Partez de Varsovie avec prise en charge à l’hôtel, visitez Auschwitz-Birkenau avec un guide anglophone, et partagez un déjeuner polonais traditionnel en petit groupe avant de rentrer. Une journée intense, à vivre pleinement.
Je ne m’attendais pas à un tel silence pendant le trajet hors de Varsovie. Peut-être que c’était simplement tôt le matin, ou alors le fait de savoir où nous allions rendait l’atmosphère plus lourde. Notre chauffeur, Marek, est venu nous chercher directement à l’hôtel — il avait cette douceur typique des Polonais, peu bavard mais on sentait qu’il connaissait cette route par cœur. La ville s’est peu à peu effacée, laissant place aux champs sous un ciel gris. Je me souviens de l’odeur mêlée de diesel et de café qui venait de son thermos. On s’est arrêtés une fois pour une pause toilette — quelqu’un a acheté des pierogi à 7h du matin, un souvenir qui me fait encore sourire.
Parler de la visite d’Auschwitz est compliqué. Notre guide, qui parlait anglais, avait cet accent local et parfois elle s’arrêtait pour s’assurer qu’on comprenait que ce n’était pas qu’une simple liste de faits. En marchant devant les baraquements en briques à Oswiecim, j’ai remarqué à quel point le silence s’imposait naturellement. Même le bruit du gravier sous nos pas semblait différent. J’ai essayé de lire chaque plaque, mais honnêtement, mon esprit vagabondait ; c’est beaucoup à assimiler. Le mot-clé ici serait “visite petit groupe Auschwitz depuis Varsovie”, mais cette expérience dépasse largement ces mots.
Le déjeuner qui a suivi était presque étrange — comme si le corps se rappelait qu’il avait faim alors que la tête était ailleurs. On s’est assis autour d’une soupe au poulet et d’un schnitzel (la panure était bien croustillante, certains en ont même repris), et personne n’a vraiment parlé de ce qu’on venait de voir. À la table voisine, un vieil homme nous a fait un clin d’œil en entendant notre accent ; il a parlé de “Polska kuchnia” en riant quand j’ai essayé de répéter. Ce moment m’a un peu ramené à moi-même.
Le retour à Varsovie m’a paru plus long. J’observais la pluie glisser sur la vitre en pensant à toutes les personnes qui font chaque année ce même voyage d’une journée vers Auschwitz-Birkenau — chacun avec ses raisons.
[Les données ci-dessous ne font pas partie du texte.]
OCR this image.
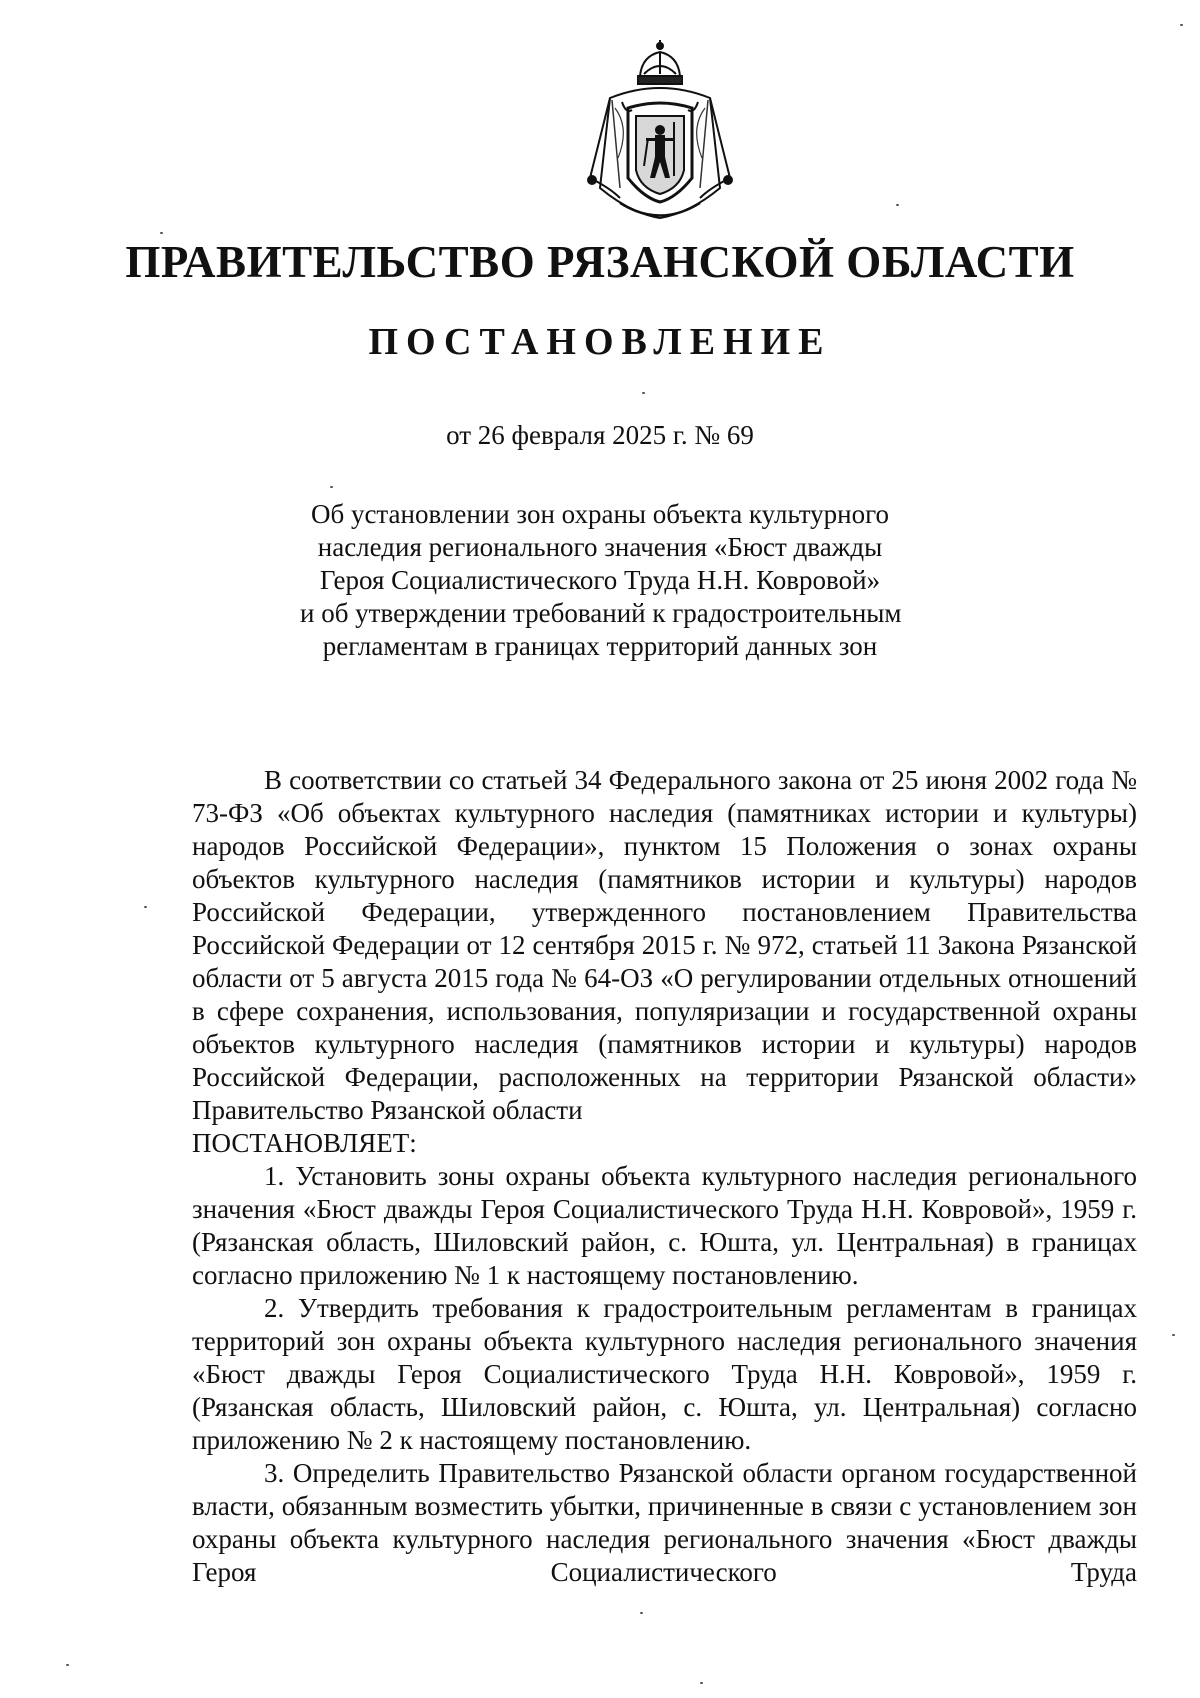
ПРАВИТЕЛЬСТВО РЯЗАНСКОЙ ОБЛАСТИ
ПОСТАНОВЛЕНИЕ
от 26 февраля 2025 г. № 69
Об установлении зон охраны объекта культурного
наследия регионального значения «Бюст дважды
Героя Социалистического Труда Н.Н. Ковровой»
и об утверждении требований к градостроительным
регламентам в границах территорий данных зон

В соответствии со статьей 34 Федерального закона от 25 июня 2002 года № 73-ФЗ «Об объектах культурного наследия (памятниках истории и культуры) народов Российской Федерации», пунктом 15 Положения о зонах охраны объектов культурного наследия (памятников истории и культуры) народов Российской Федерации, утвержденного постановлением Правительства Российской Федерации от 12 сентября 2015 г. № 972, статьей 11 Закона Рязанской области от 5 августа 2015 года № 64-ОЗ «О регулировании отдельных отношений в сфере сохранения, использования, популяризации и государственной охраны объектов культурного наследия (памятников истории и культуры) народов Российской Федерации, расположенных на территории Рязанской области» Правительство Рязанской области

ПОСТАНОВЛЯЕТ:

1. Установить зоны охраны объекта культурного наследия регионального значения «Бюст дважды Героя Социалистического Труда Н.Н. Ковровой», 1959 г. (Рязанская область, Шиловский район, с. Юшта, ул. Центральная) в границах согласно приложению № 1 к настоящему постановлению.

2. Утвердить требования к градостроительным регламентам в границах территорий зон охраны объекта культурного наследия регионального значения «Бюст дважды Героя Социалистического Труда Н.Н. Ковровой», 1959 г. (Рязанская область, Шиловский район, с. Юшта, ул. Центральная) согласно приложению № 2 к настоящему постановлению.

3. Определить Правительство Рязанской области органом государственной власти, обязанным возместить убытки, причиненные в связи с установлением зон охраны объекта культурного наследия регионального значения «Бюст дважды Героя Социалистического Труда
Si vous envisagez de réserver cette visite, sachez que ce n’est pas facile, mais c’est peut-être pour ça que c’est important.
La visite dure généralement toute la journée, incluant le transport aller-retour, la visite guidée, le déjeuner et le retour.
Oui, la prise en charge est prévue dans le centre de Varsovie ; un supplément peut s’appliquer en dehors du centre-ville.
Un déjeuner polonais traditionnel est proposé, avec des plats comme les pierogi, la soupe au poulet ou le schnitzel, accompagné d’eau.
Oui, les transports sont adaptés aux fauteuils roulants, et des sièges bébé spécialisés sont disponibles sur demande.
La visite guidée à Auschwitz-Birkenau se fait en anglais.
Oui, les billets d’entrée sont inclus sauf en cas de réservation très proche de la date, où il faudra peut-être les acheter sur place.
Cette visite n’est pas recommandée aux enfants de moins de 14 ans en raison de la sensibilité du site.
Oui, chaque participant doit présenter une pièce d’identité ou un passeport valide pour entrer au musée, conformément aux règles du site.
Votre journée comprend la prise en charge à votre hôtel dans le centre de Varsovie en voiture ou minibus, tous les frais d’entrée aux deux parties du musée Auschwitz-Birkenau, une visite guidée en anglais à travers les lieux historiques d’Oswiecim, ainsi qu’un déjeuner polonais réconfortant — pierogi ou schnitzel — avant de rentrer ensemble en fin de journée.